Assim como está escrito no Gênesis 1:3, que o Espírito de Deus, enquanto vagava em uma terra vazia e coberta por trevas, teria dito FIAT LUX e houve luz; foi nos suntuosos salões do Hotel Plaza, em Nova York, que, em meio a uma reunião de cúpula da indústria do tabaco, convocada, naquele ano de 1953, para ver o que podia ser feito contra o resultado, que se supunha devastador, de um artigo cientifico, recém-publicado, que, pela primeira vez, ligava o cigarro como causa de câncer, que John Hill, o mago das relações públicas do mundo corporativo, teria, de forma figurada, evidentemente, proferido o FIAT DUBIUM.

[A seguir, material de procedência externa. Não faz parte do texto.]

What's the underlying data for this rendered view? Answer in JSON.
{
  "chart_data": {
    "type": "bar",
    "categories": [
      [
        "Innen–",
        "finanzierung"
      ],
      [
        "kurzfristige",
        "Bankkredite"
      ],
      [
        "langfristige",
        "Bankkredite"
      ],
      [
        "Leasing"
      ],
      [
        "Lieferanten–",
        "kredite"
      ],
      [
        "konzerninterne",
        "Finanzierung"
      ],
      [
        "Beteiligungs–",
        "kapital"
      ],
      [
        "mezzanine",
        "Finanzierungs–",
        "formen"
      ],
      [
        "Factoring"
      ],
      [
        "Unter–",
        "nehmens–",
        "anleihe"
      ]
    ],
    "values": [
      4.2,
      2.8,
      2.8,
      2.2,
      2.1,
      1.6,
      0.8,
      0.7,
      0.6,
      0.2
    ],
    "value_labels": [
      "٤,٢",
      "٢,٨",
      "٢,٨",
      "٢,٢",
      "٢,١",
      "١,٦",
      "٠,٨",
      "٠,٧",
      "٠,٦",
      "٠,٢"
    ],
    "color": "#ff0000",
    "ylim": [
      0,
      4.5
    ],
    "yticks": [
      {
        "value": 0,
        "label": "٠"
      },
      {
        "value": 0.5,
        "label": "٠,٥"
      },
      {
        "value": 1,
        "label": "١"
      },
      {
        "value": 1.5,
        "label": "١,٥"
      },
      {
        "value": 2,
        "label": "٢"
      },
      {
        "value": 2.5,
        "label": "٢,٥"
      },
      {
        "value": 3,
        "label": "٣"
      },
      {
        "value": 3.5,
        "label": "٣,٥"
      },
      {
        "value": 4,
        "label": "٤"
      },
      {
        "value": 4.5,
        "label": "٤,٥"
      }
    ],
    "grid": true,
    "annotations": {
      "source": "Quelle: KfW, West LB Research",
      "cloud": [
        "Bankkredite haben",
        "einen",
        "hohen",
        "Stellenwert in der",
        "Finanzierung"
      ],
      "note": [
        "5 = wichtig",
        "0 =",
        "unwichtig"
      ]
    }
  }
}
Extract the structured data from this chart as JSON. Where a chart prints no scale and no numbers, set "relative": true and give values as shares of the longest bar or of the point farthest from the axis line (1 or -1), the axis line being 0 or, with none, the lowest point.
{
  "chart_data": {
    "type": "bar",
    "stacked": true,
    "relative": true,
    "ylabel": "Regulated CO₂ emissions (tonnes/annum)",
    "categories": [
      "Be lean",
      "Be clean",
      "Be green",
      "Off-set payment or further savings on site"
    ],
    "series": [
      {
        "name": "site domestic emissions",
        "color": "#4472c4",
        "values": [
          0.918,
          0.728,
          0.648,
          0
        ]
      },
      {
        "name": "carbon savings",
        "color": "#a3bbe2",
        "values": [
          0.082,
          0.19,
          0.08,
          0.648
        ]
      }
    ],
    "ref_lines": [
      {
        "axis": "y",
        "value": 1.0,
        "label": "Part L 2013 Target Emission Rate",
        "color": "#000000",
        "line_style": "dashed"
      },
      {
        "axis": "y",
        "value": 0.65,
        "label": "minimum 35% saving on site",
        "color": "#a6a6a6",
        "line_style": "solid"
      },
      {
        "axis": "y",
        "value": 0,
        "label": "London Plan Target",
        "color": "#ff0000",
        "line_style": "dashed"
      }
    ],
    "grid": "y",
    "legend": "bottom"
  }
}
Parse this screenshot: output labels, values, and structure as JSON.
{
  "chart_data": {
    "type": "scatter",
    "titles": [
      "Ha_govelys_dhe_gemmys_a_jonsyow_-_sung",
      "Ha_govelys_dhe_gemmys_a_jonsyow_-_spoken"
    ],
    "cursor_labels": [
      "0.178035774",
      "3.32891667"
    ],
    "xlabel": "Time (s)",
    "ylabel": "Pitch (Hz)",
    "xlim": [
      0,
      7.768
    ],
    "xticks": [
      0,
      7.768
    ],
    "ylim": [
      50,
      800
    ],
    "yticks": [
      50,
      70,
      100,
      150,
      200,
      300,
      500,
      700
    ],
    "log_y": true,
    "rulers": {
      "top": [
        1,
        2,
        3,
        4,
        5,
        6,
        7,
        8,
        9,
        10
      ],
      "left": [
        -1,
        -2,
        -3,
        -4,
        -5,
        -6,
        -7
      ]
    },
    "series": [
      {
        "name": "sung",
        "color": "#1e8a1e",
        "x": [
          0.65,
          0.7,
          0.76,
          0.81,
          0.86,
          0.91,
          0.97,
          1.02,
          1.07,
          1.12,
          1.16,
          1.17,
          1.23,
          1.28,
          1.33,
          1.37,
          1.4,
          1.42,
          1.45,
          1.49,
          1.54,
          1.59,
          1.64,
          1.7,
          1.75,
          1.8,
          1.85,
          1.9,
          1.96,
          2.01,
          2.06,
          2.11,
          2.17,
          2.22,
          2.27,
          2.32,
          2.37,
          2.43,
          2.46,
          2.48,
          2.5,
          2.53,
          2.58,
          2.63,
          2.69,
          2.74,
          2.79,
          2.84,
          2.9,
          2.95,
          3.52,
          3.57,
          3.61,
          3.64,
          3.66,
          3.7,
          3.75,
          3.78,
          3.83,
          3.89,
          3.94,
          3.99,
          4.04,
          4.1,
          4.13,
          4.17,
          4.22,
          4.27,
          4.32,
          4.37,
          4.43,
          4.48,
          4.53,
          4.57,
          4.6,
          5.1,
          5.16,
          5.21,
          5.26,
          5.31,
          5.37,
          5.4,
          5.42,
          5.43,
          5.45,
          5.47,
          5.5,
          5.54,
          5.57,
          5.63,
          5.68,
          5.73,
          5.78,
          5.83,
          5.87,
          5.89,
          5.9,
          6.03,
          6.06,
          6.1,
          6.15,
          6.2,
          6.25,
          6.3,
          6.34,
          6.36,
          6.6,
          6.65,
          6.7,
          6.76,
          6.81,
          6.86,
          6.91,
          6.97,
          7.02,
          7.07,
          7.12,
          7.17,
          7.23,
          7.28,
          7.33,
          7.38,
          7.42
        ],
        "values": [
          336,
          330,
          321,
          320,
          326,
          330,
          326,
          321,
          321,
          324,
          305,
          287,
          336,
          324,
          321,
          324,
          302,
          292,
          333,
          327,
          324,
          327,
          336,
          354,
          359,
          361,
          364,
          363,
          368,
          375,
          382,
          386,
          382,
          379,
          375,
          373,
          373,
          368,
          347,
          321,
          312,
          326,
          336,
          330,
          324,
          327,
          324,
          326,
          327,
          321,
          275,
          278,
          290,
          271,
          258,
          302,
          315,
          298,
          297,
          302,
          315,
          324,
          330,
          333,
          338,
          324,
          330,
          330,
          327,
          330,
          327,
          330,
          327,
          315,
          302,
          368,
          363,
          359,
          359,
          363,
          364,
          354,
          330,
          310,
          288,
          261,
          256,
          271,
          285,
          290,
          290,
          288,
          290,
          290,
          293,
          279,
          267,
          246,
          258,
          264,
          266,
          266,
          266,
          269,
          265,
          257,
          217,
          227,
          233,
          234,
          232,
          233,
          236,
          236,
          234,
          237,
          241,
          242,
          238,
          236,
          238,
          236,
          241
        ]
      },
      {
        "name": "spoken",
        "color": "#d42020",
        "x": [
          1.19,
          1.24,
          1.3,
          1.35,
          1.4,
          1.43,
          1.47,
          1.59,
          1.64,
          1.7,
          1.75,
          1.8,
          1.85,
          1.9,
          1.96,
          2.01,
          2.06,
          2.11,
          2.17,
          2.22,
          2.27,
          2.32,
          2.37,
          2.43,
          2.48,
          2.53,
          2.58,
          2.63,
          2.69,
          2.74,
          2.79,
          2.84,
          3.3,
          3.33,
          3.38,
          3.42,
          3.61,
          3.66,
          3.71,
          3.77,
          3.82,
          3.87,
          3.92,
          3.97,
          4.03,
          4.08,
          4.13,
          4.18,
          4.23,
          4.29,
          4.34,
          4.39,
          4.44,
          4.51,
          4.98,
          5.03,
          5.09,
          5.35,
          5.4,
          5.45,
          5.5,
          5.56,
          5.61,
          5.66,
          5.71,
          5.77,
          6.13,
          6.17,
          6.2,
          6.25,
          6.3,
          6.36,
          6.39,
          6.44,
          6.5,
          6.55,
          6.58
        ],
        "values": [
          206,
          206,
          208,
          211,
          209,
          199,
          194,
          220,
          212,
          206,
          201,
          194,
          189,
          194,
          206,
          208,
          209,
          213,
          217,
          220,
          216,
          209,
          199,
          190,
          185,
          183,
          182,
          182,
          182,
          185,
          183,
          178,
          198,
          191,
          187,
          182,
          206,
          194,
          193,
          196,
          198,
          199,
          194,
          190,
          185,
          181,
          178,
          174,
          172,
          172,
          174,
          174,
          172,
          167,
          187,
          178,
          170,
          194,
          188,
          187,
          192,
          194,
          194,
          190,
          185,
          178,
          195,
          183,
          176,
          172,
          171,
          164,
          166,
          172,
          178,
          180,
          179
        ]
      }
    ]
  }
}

A solução proposta por Hill foi que, em vez de continuar insistindo que fumar era um hábito saudável, a indústria do tabaco deveria criar um fundo para financiar pesquisas com o objetivo de, pela via da dúvida, convencer o público que não havia prova que fumar causava câncer e que os estudos que suportavam essa ideia estavam sendo questionados por numerosos cientistas. E assim, financiando cientistas comprometidos com a causa da indústria do tabaco (um dos mais notórios dessa trupe foi o renomado estatístico inglês Sir Ronald Aylmer Fisher) e pelo patrocínio de campanhas publicitárias milionárias, a dúvida – cigarro e câncer de pulmão – prevaleceu, pelo menos por mais 45 anos, até 1998, quando a indústria de tabaco, finalmente, abandonou essa estratégia de ação e abriu seus gastos e documentos, em meio aos quais foi encontrado um memorado interno, de 1969, da lavra de um executivo do setor fumageiro, que realçava “a dúvida é o nosso produto, uma vez que é a melhor maneira de competir com fatos na mente do público geral”.
E houve a dúvida, não só entre leigos fumantes, mas também nos meios médicos (Mário Rigatto, médico porto-alegrense que se notabilizou na luta contra o tabagismo no Brasil, foi uma ave rara no seu tempo). Mas, se isso hoje faz parte do passado, com relativa facilidade, pode-se perceber que o Fiat Dubium, em relação a muitos outros temas da atualidade, ainda tem vez no nosso meio. O caso mais notório, embora outros exemplos também possam ser dados, é o da mudança do clima global.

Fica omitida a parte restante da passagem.